L'art qui modestement s'éleva de l'argile, de la pierre, l'art créateur embrasse, sans bruit, dans ses triomphes l'immense empire du génie. Les découvertes, les conquêtes du savant dans le champ de la science, artistes, c'est pour vous qu'il les fait. Les trésors que le penseur entasse, il n'en jouira que dans vos bras, lorsque sa science, mûre pour la beauté, se sera transformée en noble chef-d'oeuvre de l'art....lorsqu'il montera avec vous sur la colline, et qu'à ses yeux, au doux éclat du crépuscule, la vallée pittoresque....tout d'un coup apparaîtra. Plus vous satisfaites richement le prompt regard, plus l'esprit parcourt dans son vol et embrasse dans une délicieuse jouissance de belles et sublimes créations, unies par vous en un magique ensemble, plus la pensée et le sentiment se sont ouverts au jeu splendide de l'harmonie, au riche torrent de la beauté.... plus aussi lui apparaissent, comme le beau complément des formes sublimes du grand tout, ces éléments divers du plan du monde qui tout à l'heure, épars et mutilés, lui défiguraient la création; plus belles sont les énigmes qui sortent des ténèbres; plus riche devient le monde qu'il embrasse; plus vaste s'étend la mer sur laquelle il vogue; plus s'affaiblit la puissance aveugle de la destinée; plus s'élèvent ses instincts et ses aspirations; plus il devient petit lui-même, et plus grand son amour. Conduisez-le doucement ainsi, dans sa course insensible, par des formes toujours plus pures, des tons plus purs, par des hauteurs toujours plus hautes et des beautés toujours plus belles, jusqu'au sommet de l'échelle de fleurs de la poésie.... Enfin, au but suprême des temps, à l'heure de la maturité, encore une heureuse inspiration, poétique essor du dernier âge de l'humanité, et.... l'homme glissera dans les bras de la Vérité.

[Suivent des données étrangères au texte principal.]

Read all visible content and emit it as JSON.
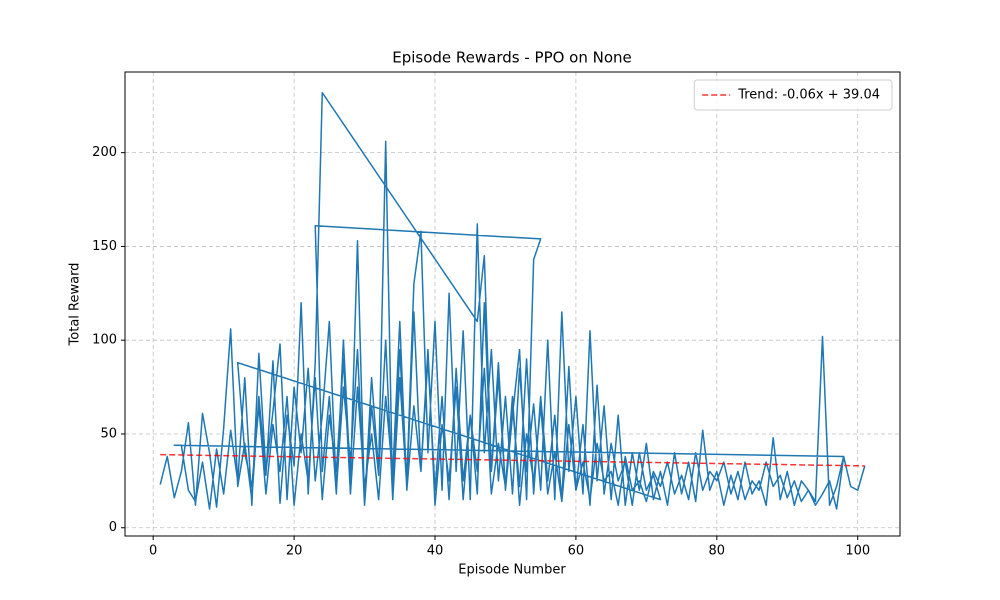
{
  "chart_data": {
    "type": "line",
    "title": "Episode Rewards - PPO on None",
    "xlabel": "Episode Number",
    "ylabel": "Total Reward",
    "xlim": [
      -4,
      106
    ],
    "ylim": [
      -4.4,
      243
    ],
    "xticks": [
      0,
      20,
      40,
      60,
      80,
      100
    ],
    "yticks": [
      0,
      50,
      100,
      150,
      200
    ],
    "grid": true,
    "legend": "upper right",
    "series": [
      {
        "color": "#1f77b4",
        "style": "solid",
        "x": [
          1,
          2,
          3,
          4,
          5,
          6,
          7,
          8,
          9,
          10,
          11,
          12,
          13,
          14,
          15,
          16,
          17,
          18,
          19,
          20,
          21,
          22,
          23,
          24,
          46,
          47,
          48,
          49,
          50,
          51,
          52,
          53,
          54,
          55,
          23,
          24,
          25,
          26,
          27,
          28,
          29,
          30,
          31,
          32,
          33,
          34,
          35,
          36,
          37,
          38,
          39,
          40,
          41,
          42,
          43,
          44,
          45,
          46,
          47,
          48,
          49,
          50,
          51,
          52,
          53,
          54,
          55,
          56,
          57,
          58,
          59,
          60,
          61,
          62,
          63,
          64,
          65,
          66,
          67,
          68,
          69,
          70,
          71,
          72,
          73,
          74,
          75,
          76,
          77,
          78,
          79,
          80,
          81,
          82,
          83,
          84,
          85,
          86,
          87,
          88,
          89,
          90,
          91,
          92,
          93,
          94,
          95,
          96,
          97,
          98,
          3,
          4,
          5,
          6,
          7,
          8,
          9,
          10,
          11,
          12,
          13,
          14,
          15,
          16,
          17,
          18,
          19,
          20,
          21,
          22,
          23,
          24,
          25,
          26,
          27,
          28,
          29,
          30,
          31,
          32,
          33,
          34,
          35,
          36,
          37,
          38,
          39,
          40,
          41,
          42,
          43,
          44,
          45,
          46,
          47,
          48,
          49,
          50,
          51,
          52,
          53,
          54,
          55,
          56,
          57,
          58,
          59,
          60,
          61,
          62,
          63,
          64,
          65,
          66,
          67,
          68,
          69,
          70,
          71,
          72,
          12,
          13,
          14,
          15,
          16,
          17,
          18,
          19,
          20,
          21,
          22,
          23,
          24,
          25,
          26,
          27,
          28,
          29,
          30,
          31,
          32,
          33,
          34,
          35,
          36,
          37,
          38,
          39,
          40,
          41,
          42,
          43,
          44,
          45,
          46,
          47,
          48,
          49,
          50,
          51,
          52,
          53,
          54,
          55,
          56,
          57,
          58,
          59,
          60,
          61,
          62,
          63,
          64,
          65,
          66,
          67,
          68,
          69,
          70,
          71,
          72,
          73,
          74,
          75,
          76,
          77,
          78,
          79,
          80,
          81,
          82,
          83,
          84,
          85,
          86,
          87,
          88,
          89,
          90,
          91,
          92,
          93,
          94,
          95,
          96,
          97,
          98,
          99,
          100,
          101
        ],
        "values": [
          23,
          38,
          16,
          30,
          56,
          12,
          61,
          40,
          11,
          53,
          106,
          22,
          45,
          15,
          70,
          28,
          89,
          13,
          60,
          33,
          120,
          18,
          88,
          232,
          110,
          145,
          30,
          88,
          20,
          60,
          95,
          15,
          143,
          154,
          161,
          30,
          70,
          18,
          100,
          25,
          153,
          12,
          80,
          30,
          206,
          15,
          95,
          25,
          130,
          158,
          40,
          110,
          20,
          125,
          30,
          105,
          15,
          162,
          40,
          95,
          25,
          70,
          18,
          85,
          30,
          66,
          20,
          100,
          15,
          115,
          30,
          70,
          18,
          105,
          25,
          65,
          15,
          60,
          12,
          40,
          20,
          45,
          15,
          30,
          12,
          40,
          18,
          35,
          14,
          52,
          20,
          30,
          12,
          28,
          15,
          35,
          18,
          25,
          12,
          48,
          15,
          30,
          12,
          25,
          20,
          14,
          102,
          12,
          22,
          38,
          44,
          44,
          20,
          14,
          35,
          10,
          42,
          18,
          52,
          25,
          80,
          12,
          93,
          30,
          62,
          98,
          15,
          75,
          40,
          85,
          25,
          60,
          110,
          20,
          75,
          35,
          95,
          12,
          65,
          28,
          100,
          15,
          80,
          22,
          115,
          30,
          90,
          20,
          70,
          15,
          85,
          25,
          60,
          18,
          120,
          30,
          80,
          20,
          65,
          22,
          90,
          18,
          70,
          25,
          60,
          15,
          86,
          20,
          55,
          12,
          76,
          18,
          45,
          25,
          35,
          12,
          40,
          20,
          28,
          15,
          88,
          40,
          22,
          65,
          18,
          55,
          30,
          70,
          12,
          50,
          25,
          80,
          15,
          60,
          30,
          90,
          18,
          75,
          22,
          50,
          15,
          70,
          28,
          110,
          20,
          65,
          30,
          95,
          12,
          55,
          25,
          75,
          15,
          60,
          30,
          85,
          18,
          45,
          22,
          70,
          12,
          50,
          25,
          65,
          18,
          40,
          14,
          55,
          20,
          35,
          15,
          45,
          25,
          30,
          12,
          38,
          20,
          25,
          14,
          30,
          22,
          35,
          18,
          28,
          15,
          40,
          20,
          30,
          25,
          35,
          18,
          30,
          15,
          25,
          20,
          35,
          22,
          28,
          16,
          25,
          14,
          20,
          12,
          18,
          25,
          10,
          38,
          22,
          20,
          33
        ]
      },
      {
        "name": "Trend: -0.06x + 39.04",
        "color": "#ff0000",
        "style": "dashed",
        "x": [
          1,
          101
        ],
        "values": [
          38.98,
          32.98
        ]
      }
    ]
  }
}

Elle-même, la douce Cypris, couronnée de son auréole éclatante, apparaîtra alors, sans voiles, sous la forme dUranie, à son fils sorti de tutelle, d'autant plus vite saisie par lui, qu'il a fui d'abord plus noblement loin d'elle. Telle fut la douce, la bienheureuse surprise du généreux fils d'Ulysse, lorsque la céleste compagne de sa jeunesse se transfigura en fille de Jupiter.

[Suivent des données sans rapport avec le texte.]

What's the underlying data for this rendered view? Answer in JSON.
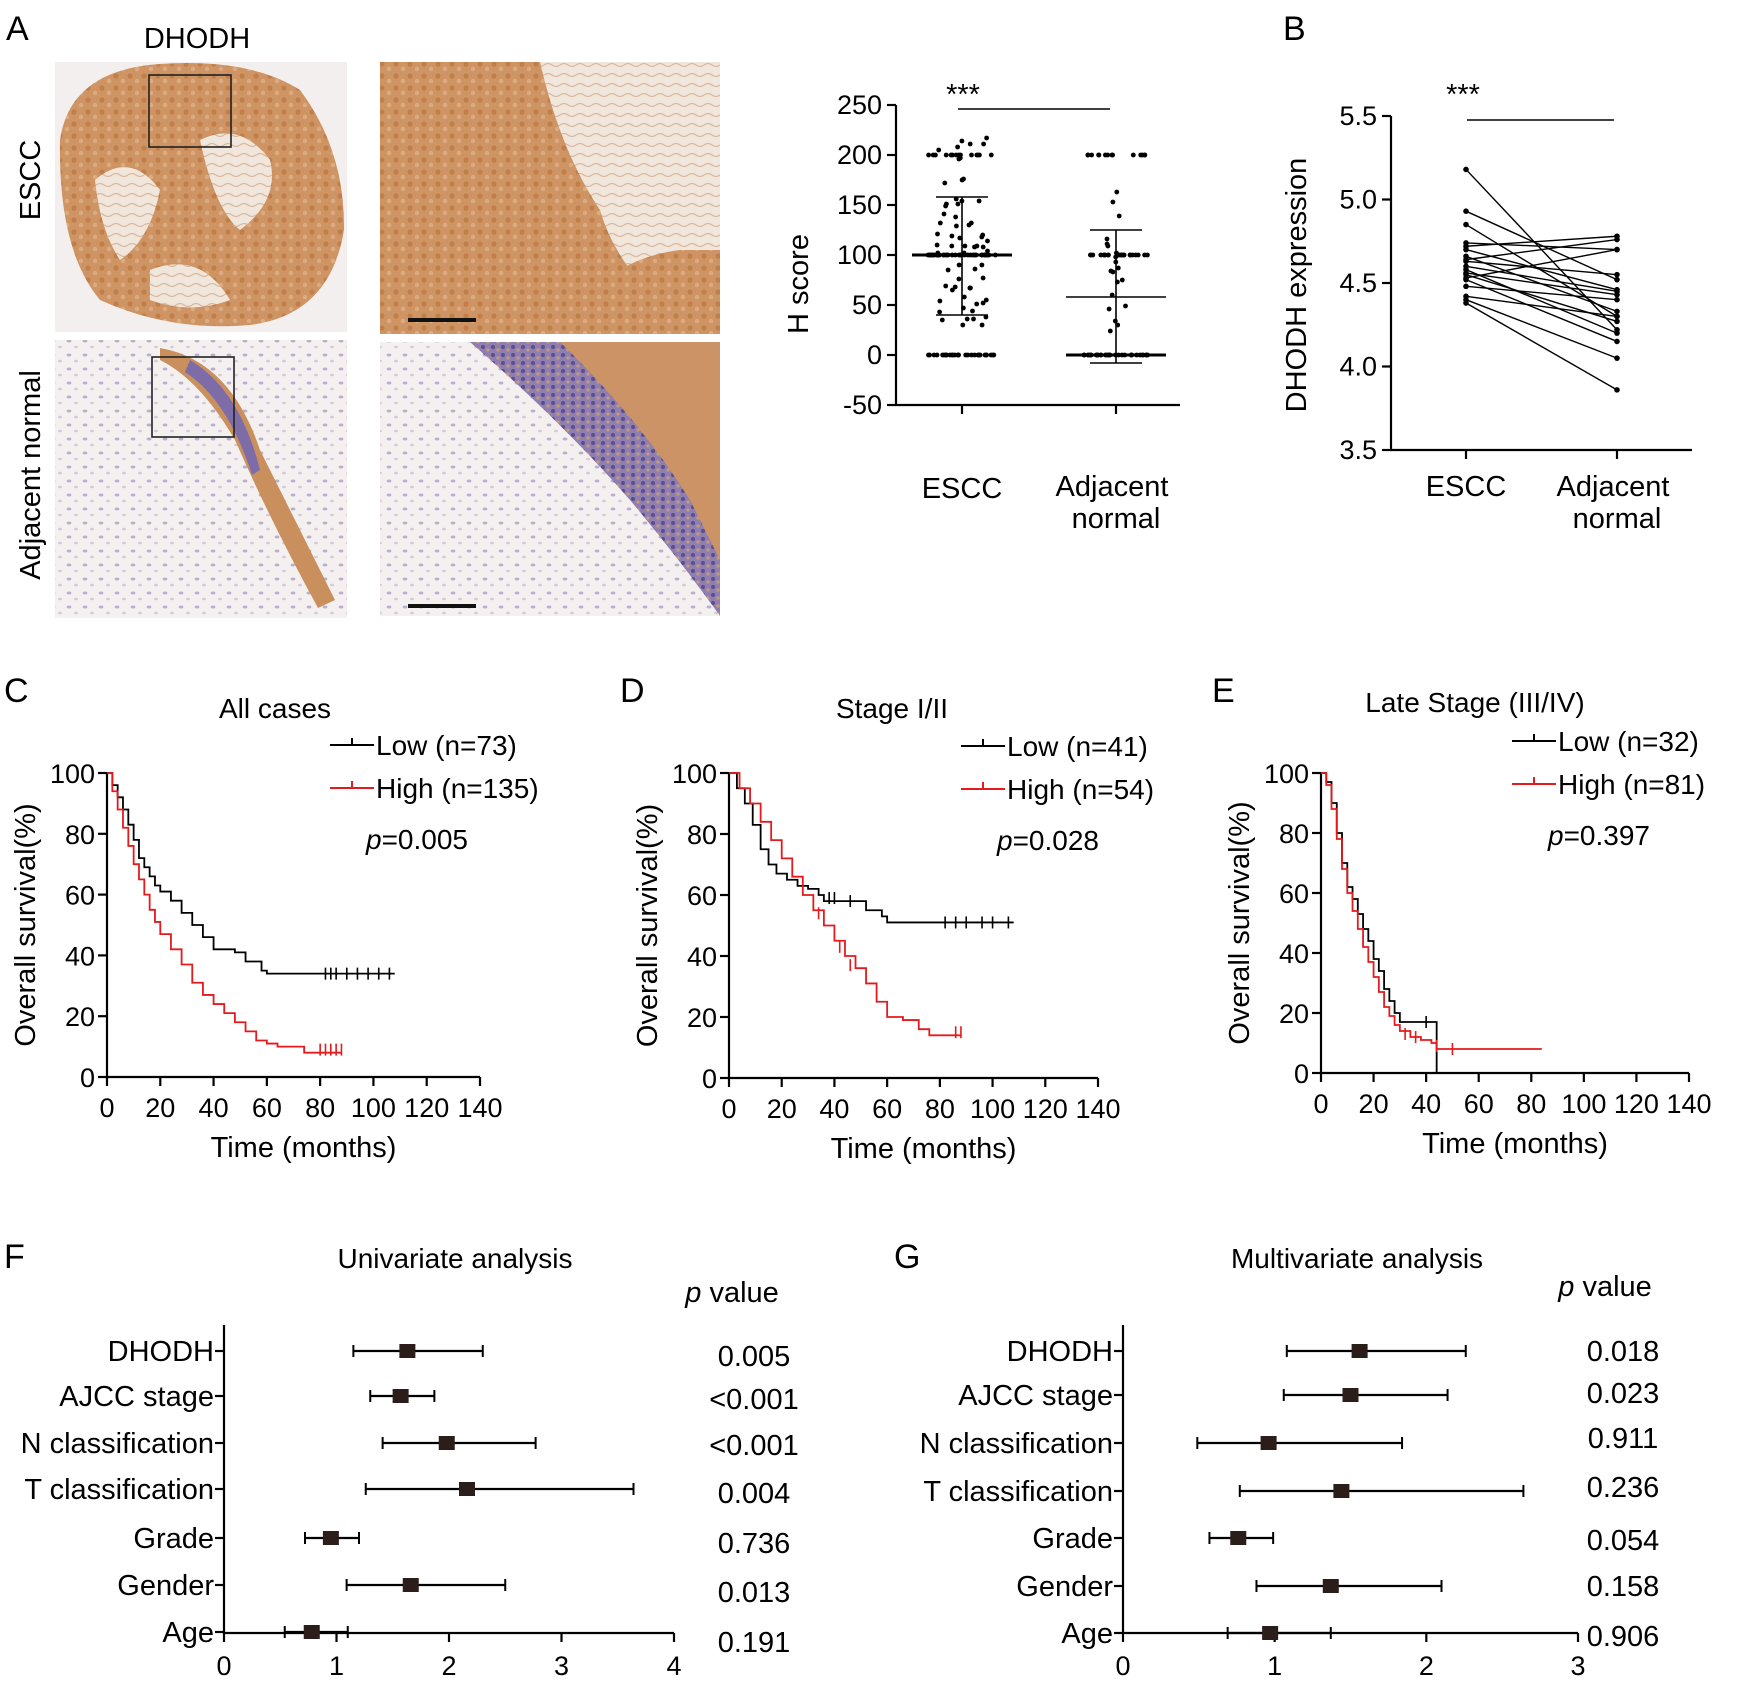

La dignité de l'homme est remise en vos mains: gardez-la! Elle tombe avec vous! Avec vous elle s'élèvera! La sainte magie de la poésie a son rôle bienfaisant dans un sage plan du monde: que doucement elle nous guide à l'océan de la grande harmonie.

Repoussée par son siècle, que l'austère Vérité se réfugie dans la poésie, et trouve protection dans le choeur des Muses. Dans toute la plénitude de son éclat, plus redoutable sous le voile de la grâce, qu'elle ressuscite dans le chant, et punisse par ses accents victorieux l'oreille timide et lâche de son persécuteur.

Libres enfants de la mère la plus libre, élevez-vous, le regard ferme, au trône radieux de la plus haute beauté. Ne briguez pas d'autres couronnes!  La soeur qui a disparu ici à vos yeux, vous la retrouverez dans le sein de sa mère; ce que de belles âmes ont noblement senti ne peut être qu'excellent et parfait. Elevez-vous, d'une aile hardie, au-dessus du cours de votre temps! Que déjà, dans votre miroir, commence à poindre le siècle futur. Par les mille sentiers entrelacés de la riche diversité, venez, les bras ouverts, à la rencontre les uns des autres, devant le trône de l'unité suprême. Comme la blanche lumière se divise gracieusement en sept doux rayons, comme les sept rayons de l'arc-en-ciel se fondent dans la blanche lumière, ainsi jouez-vous en mille clartés magiques, aux regards enivrés; ainsi refluez, confondus, dans un seul faisceau de vérité, dans un seul torrent de lumière.